Responsabilidad lingüística compartida

Tres años escolarizado en Educación Infantil; seis años, en Educación Primaria; cuatro años, en Educación Secundaria Obligatoria. Trece años. Trece años sin dejar de leer ni de escribir, sin dejar de hablar u oír; y, sin embargo, qué uso del idioma tan pobre, qué bajos niveles ofrece el alumnado en su expresión, qué preocupantes carencias con la comprensión.

Trece años de escolaridad; como mínimo, trece años, que vienen a ser unos 2.340 días bajo un techo y unas directrices académicas.[1] ¿2.340 horas de trabajo específico sobre habilidades lingüísticas? ¿Sesenta minutos diarios en el más que utópico de los escenarios? Dos mil y pico horas de lengua materna recogidas en los horarios escolares y todavía los guarismos sobre la cuestión que nos convoca siguen siendo los que no nos gustaría que fueran. Qué impotencia, ¿verdad? «¿Cómo es posible?», se preguntan y nos preguntamos. Dos mil horas en el aula y…

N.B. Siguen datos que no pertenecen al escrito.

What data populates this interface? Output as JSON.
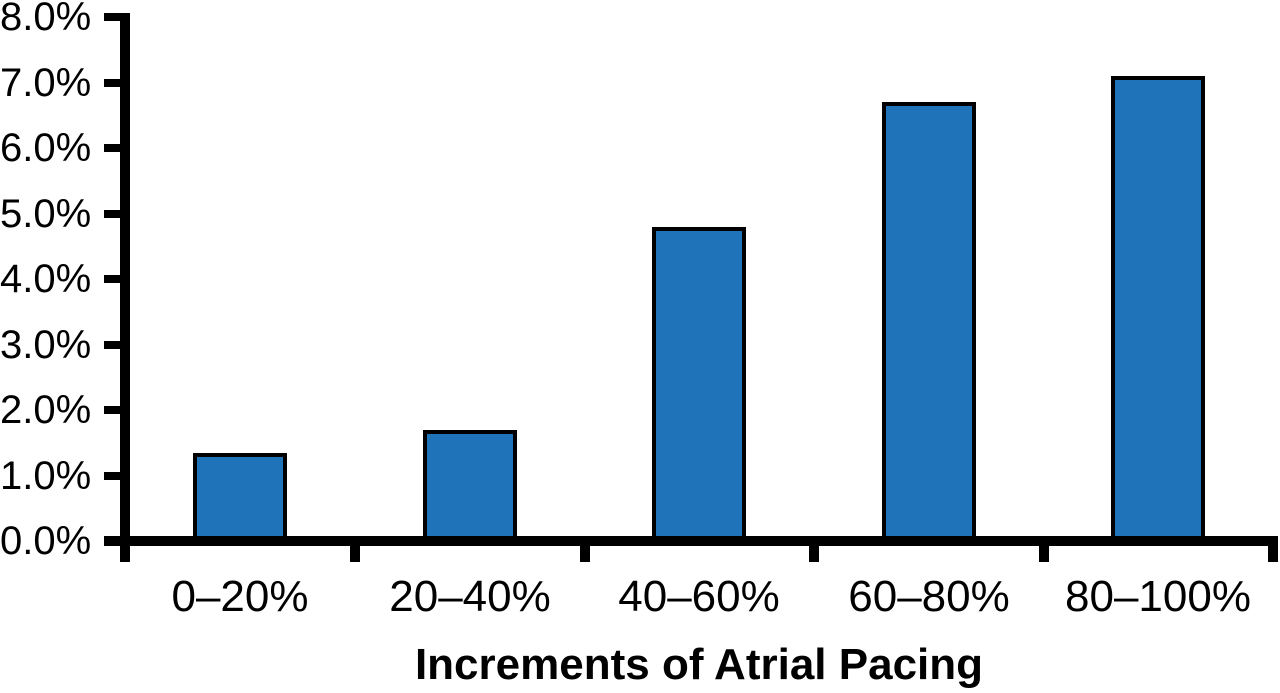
{
  "chart_data": {
    "type": "bar",
    "title": "",
    "xlabel": "Increments of Atrial Pacing",
    "ylabel": "",
    "categories": [
      "0–20%",
      "20–40%",
      "40–60%",
      "60–80%",
      "80–100%"
    ],
    "values": [
      1.35,
      1.7,
      4.8,
      6.7,
      7.1
    ],
    "value_unit": "%",
    "ylim": [
      0,
      8
    ],
    "ytick_step": 1,
    "ytick_labels": [
      "0.0%",
      "1.0%",
      "2.0%",
      "3.0%",
      "4.0%",
      "5.0%",
      "6.0%",
      "7.0%",
      "8.0%"
    ],
    "grid": false,
    "legend": null,
    "colors": {
      "bar_fill": "#1F73B8",
      "bar_border": "#000000",
      "axis": "#000000",
      "text": "#000000",
      "background": "#FFFFFF"
    }
  }
}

Pero si cambiamos el prisma, seguiremos viendo trece años, los que van desde el primer año de Infantil hasta el último año de la ESO. Trece años. Cuatro mil setecientos cuarenta y cinco días; repito: 4.745 días. Casi cincuenta y siete mil horas de vigilia si los discentes durmiesen doce horas diarias; o sea, 56.940 horas disponibles y utilizadas, de una manera u otra, para la expresión y comprensión tanto escrita como oral.

Si aceptamos que 2.340 horas son horas escolares dedicadas exclusivamente a la función metalingüística, nos quedan unas 54.600 horas de comunicación idiomática sin que medie la escuela; o sea, el 95’89% del tiempo. Con estas cifras, ¿cabe atribuir a la escuela la exclusiva responsabilidad del problema planteado?


[1]. Nueve meses por año, veinte días por mes. Cifras aproximadas, no exactas.